Dr. Hoff offered 2 possible explanations for the unexpectedly small effect of flexible sigmoidoscopy screening. First, "...either the method is not effective in reducing colorectal cancer..." or second, "...the lag period for the development of cancer from precursor lesions is considerably longer than is commonly assumed," he said.

"Although the difference between the groups was not significant, we should be encouraged by this study's interim findings," writes Thomas Imperiale, MD, professor of medicine at Indiana University Medical Center in Indianapolis, in an accompanying editorial in the BMJ.

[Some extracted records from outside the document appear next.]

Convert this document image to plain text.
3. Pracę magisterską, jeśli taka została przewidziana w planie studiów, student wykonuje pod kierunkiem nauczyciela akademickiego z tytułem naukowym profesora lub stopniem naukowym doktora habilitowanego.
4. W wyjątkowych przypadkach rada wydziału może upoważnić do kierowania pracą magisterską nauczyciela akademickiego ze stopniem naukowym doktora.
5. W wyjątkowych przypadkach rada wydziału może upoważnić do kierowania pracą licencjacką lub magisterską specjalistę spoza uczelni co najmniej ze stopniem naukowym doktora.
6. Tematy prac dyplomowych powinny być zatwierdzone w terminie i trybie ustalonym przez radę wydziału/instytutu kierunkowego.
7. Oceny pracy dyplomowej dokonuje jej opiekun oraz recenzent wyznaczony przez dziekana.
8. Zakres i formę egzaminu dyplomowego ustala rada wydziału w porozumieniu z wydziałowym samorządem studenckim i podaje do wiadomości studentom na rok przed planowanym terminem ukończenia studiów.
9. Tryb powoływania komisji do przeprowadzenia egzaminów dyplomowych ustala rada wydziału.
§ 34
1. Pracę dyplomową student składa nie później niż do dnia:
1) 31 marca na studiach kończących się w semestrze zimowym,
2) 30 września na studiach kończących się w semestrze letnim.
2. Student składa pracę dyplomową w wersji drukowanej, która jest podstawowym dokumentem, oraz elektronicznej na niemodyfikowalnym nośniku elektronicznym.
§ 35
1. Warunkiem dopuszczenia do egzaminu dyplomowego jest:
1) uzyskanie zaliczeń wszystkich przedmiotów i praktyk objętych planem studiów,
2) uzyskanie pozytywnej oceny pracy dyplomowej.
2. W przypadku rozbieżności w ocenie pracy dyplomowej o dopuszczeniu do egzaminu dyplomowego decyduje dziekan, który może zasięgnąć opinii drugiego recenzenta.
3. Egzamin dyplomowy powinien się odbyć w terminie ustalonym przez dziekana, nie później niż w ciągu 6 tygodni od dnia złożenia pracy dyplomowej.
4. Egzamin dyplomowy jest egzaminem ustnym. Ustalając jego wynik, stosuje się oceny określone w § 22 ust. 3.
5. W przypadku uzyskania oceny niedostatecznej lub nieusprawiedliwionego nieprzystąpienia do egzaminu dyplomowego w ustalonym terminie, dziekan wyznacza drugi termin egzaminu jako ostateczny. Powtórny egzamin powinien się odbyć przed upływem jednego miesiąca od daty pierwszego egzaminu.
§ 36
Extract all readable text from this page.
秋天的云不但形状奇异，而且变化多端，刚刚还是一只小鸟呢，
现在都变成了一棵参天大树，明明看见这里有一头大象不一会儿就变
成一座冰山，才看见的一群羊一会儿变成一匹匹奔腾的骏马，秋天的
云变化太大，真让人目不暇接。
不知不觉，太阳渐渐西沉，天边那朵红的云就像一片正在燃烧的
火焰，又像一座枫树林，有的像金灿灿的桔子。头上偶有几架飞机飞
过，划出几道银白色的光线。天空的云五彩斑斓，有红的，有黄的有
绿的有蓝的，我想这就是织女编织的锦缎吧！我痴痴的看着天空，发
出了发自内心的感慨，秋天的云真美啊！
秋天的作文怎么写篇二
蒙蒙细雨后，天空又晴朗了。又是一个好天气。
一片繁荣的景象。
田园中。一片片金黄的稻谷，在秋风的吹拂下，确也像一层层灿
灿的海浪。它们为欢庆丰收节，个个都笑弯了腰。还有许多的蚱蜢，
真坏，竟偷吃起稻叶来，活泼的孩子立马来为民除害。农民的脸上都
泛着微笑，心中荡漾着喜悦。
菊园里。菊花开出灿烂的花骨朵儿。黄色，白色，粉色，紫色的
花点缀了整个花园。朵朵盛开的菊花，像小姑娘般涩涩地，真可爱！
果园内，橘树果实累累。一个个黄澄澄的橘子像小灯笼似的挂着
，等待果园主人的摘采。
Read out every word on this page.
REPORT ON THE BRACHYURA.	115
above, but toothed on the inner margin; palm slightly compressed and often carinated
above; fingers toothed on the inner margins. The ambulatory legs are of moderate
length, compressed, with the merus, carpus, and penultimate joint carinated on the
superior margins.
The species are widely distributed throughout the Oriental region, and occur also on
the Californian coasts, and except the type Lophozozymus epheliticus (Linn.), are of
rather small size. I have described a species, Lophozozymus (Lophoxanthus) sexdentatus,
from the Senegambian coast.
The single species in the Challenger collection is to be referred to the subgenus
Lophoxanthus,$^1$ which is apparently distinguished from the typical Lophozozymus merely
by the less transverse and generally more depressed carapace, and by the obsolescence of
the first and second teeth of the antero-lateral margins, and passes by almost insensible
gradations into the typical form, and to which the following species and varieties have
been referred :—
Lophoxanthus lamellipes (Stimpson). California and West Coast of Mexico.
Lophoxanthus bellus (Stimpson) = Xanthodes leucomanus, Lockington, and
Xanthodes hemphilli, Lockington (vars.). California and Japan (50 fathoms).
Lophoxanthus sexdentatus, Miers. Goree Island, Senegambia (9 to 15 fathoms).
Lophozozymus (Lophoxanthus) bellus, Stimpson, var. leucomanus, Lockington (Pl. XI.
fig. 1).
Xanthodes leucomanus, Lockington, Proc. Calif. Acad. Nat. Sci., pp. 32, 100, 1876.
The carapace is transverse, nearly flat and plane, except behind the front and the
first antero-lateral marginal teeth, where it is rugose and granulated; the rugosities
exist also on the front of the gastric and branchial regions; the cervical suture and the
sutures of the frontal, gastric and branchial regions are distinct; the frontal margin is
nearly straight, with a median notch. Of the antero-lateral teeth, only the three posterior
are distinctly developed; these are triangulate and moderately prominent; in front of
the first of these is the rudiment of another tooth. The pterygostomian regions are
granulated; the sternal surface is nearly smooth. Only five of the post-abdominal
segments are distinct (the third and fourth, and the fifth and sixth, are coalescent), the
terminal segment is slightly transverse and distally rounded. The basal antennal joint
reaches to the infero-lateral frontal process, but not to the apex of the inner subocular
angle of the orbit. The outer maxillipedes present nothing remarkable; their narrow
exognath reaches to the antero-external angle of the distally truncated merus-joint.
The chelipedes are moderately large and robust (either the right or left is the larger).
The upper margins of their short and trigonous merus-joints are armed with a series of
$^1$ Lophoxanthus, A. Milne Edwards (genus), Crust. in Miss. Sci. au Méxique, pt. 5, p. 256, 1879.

"Evidence to date strongly suggests that one time screening sigmoidoscopy can reduce incidence and mortality from colorectal cancer and may be a legitimate strategy," Dr. Imperiale said. "The magnitude and duration of benefit have yet to be ascertained, along with acceptability in different populations and the effort and cost needed for implementation."

"These findings make sense, when you look at the population as a whole," Lawrence Brandt, MD, chief of the Division of Gastroenterology at Montefiore Medical Center and professor of medicine at the Albert Einstein College of Medicine in New York City.

"However, they only used sigmoidoscopy for colon cancer screening, rather than colonoscopy... But half a loaf is better than none," Dr. Brandt commented in an interview with Medscape Gastroenterology. "It is always better to look at the whole colon."

The NORCCAP trial's most important finding is where they found that "individuals actually screened had significantly lower risk of dying from colorectal cancer compared to controls, indicating an effect of flexible sigmoidoscopy screening in those attending,'" Dr. Brandt said.

NORCCAP was funded by grants from the Norwegian Cancer Society and the Norwegian Ministry of Health. Dr. Brandt had no relevant conflicts of interest to declare.

Digestive Disease Week (DDW) 2009: Abstract 283. Presented June 1, 2009.